This first month has truly been life-changing. For our first weekend in Italy the entire Gonzaga-in-Florence program took a weekend trip to Rome for our opening tour. Yes, 160 college students piled into three buses and then two hotels to tour for three jam-packed days of history, exploration, and discovery.

Day one: The bus ride was four hours long and once we arrived in Rome we were on the go! We got to the hotel, set our bags down and off we went on our first tour. During the first tour we walked for three hours around the city. We saw so many landmarks! Three that I really loved were the Pantheon, the Trevi Fountain, and the Victor Emmanuel monument. The Pantheon was a Pagan temple that was taken over by the Catholic Church and for that reason it is still standing today, otherwise it would have been destroyed during the Fall of Rome. The copper from the Pantheon was removed and is now in St. Peter’s basilica in the Vatican. What I really loved about the Pantheon was the open top. While we were visiting it was raining slightly and it was truly amazing to look up and see the rain falling through the top of this huge structure and onto the floor. What I loved most about Rome was that fact that the history is enclosed right in the city; you could turn the corner and there are ancient ruins and then on the next street, this huge, white and blue fountain. The Trevi Fountain was recently closed for two years for cleaning and so I felt very lucky to have been able to see it open and freshly cleaned! When going to the Trevi Fountain the legend says that you are to throw in three coins: 1 coin to ensure a trip back to Rome, 2 coins for a new romance and 3 coins in order to ensure marriage. Each night, over €3,000 (about $3,300 USD) is collected. What made the Trevi special to me was the fact that this money is used to fund a charity for the homeless and lower-income people of Rome.

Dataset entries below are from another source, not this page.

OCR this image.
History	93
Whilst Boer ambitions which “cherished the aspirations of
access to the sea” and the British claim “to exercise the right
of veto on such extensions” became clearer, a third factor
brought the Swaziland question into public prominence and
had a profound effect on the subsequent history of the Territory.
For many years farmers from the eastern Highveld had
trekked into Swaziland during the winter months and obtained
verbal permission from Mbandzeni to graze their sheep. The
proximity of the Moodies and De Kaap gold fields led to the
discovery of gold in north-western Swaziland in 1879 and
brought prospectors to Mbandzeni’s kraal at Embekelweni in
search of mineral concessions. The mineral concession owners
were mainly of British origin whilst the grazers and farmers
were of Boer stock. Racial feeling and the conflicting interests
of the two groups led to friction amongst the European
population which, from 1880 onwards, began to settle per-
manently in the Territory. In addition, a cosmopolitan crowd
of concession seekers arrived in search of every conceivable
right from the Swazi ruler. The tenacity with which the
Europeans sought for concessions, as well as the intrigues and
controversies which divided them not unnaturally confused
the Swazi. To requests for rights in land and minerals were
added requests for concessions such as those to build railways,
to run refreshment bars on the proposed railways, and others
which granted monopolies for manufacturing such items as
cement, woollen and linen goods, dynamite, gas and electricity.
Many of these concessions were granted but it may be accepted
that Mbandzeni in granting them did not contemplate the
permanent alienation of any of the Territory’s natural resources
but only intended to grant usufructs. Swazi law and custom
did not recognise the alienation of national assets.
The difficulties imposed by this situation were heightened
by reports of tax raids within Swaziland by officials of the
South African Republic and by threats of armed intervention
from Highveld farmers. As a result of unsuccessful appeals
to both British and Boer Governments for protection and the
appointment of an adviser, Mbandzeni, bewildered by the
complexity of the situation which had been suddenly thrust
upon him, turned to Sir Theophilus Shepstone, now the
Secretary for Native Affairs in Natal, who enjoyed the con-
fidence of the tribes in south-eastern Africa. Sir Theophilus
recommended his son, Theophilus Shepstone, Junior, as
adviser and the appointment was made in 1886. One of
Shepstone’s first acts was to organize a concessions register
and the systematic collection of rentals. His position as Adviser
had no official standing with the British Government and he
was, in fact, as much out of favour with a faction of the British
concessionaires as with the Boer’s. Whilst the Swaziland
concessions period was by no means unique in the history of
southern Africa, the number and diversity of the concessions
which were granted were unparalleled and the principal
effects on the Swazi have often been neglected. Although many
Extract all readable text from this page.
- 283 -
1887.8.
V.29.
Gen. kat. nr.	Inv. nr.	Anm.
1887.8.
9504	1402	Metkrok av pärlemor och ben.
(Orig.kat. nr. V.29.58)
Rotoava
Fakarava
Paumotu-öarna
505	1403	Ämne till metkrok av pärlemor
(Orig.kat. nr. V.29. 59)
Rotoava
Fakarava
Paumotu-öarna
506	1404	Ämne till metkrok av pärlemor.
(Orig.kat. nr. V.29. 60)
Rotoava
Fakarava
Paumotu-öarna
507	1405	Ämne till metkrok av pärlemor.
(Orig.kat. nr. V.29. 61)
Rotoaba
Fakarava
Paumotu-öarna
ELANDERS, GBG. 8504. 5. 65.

Day two: It was an early morning after a long night of walking and we were back at it. On our second day we toured the Roman Forum and the Colosseum. I truly enjoyed getting to listen to our tour guide talk about what used to happen where we were walking. The Forum is filled with temples, the Via Sacra (or the Sacred Street), as well as places where the emperor would live and paths where he would be carried. There were areas were all the people would gather in order to deliver a speech. Because there were no microphones, there were people who would repeat everything the speaker would say and spread the message to everyone in the back. Personally, this sounded like an old version of the game telephone. I wonder how many times a message got misunderstood because of this. After this we saw the Colosseum. It is a landmark that I have seen many times in movies and photos. Seeing it in person really is something else. The sheer size of the Colosseum is amazing. They estimate that 6,000 people were held in this structure. When I look at these structures I am truly amazed at how they were constructed without modern-day tools and technology. Even though earthquakes have destroyed parts of the Colosseum and even the outer-perimeter has been taken away, it is still amazing to be able to see and go inside it. Side note: there are some steep stairs in there. Our last stop of Day Two was the Borghese gallery. It is a famous art gallery in Rome that belonged to the nephew of the Borghese Pope. Inside were many works by the artists Bernini, Rafael, and Caravaggio.

Day three: On the third day we took a trip to Vatican City. The Vatican is so beautiful. There was so much art, detail and precision that went into everything there. We first walked through the museum (after going through a lot of security) and then went into the Sistine chapel and St. Peter’s Basilica. I loved being able to see the ceiling of the Sistine chapel, the very famous work done by Michelangelo with the Creation of the Earth. That day the chapel was closing early for the Pope because he can announce at any time that he would like to use it. From December 2015- November 2016 is a holy year, The Jubilee. This only happens every 25 years. Because it was a holy year, the holy door to St. Peter’s Basilica was open. People come from all over the world just to walk though the holy door during a holy year. If you walk through this door during a holy year, it is said, you will go to heaven. This for me was a truly moving experience. Our tour guide told us about people that bring in crippled babies and people who are very sick just to walk through this door. This night we also had our second group dinner, and it was the largest dinner I have ever eaten. I cannot even begin to describe the amount of courses that we had!

Day Four: We went to an optional tour back to the Vatican to see the Pope’s weekly blessing. I really enjoyed seeing the Pope because I feel that he has had many profound comments and more liberal views on the Catholic religion and on humanity as a whole. Even though the blessing was in Italian, it was very powerful just to see the Pope in his window and see the mass of people who came just to see him for 15 minutes. In all, I loved Rome, and because I threw coins into the Trevi Fountain, I will be returning!

In total, Rome was not only a success for myself but the GIF program. As per tradition, we were assigned random roommates and we really got to know others and branch out of our usual circles. We were able to walk on history and be a part of it. I feel that this tour will always be remembered by all of the students as something we were all able to experience together.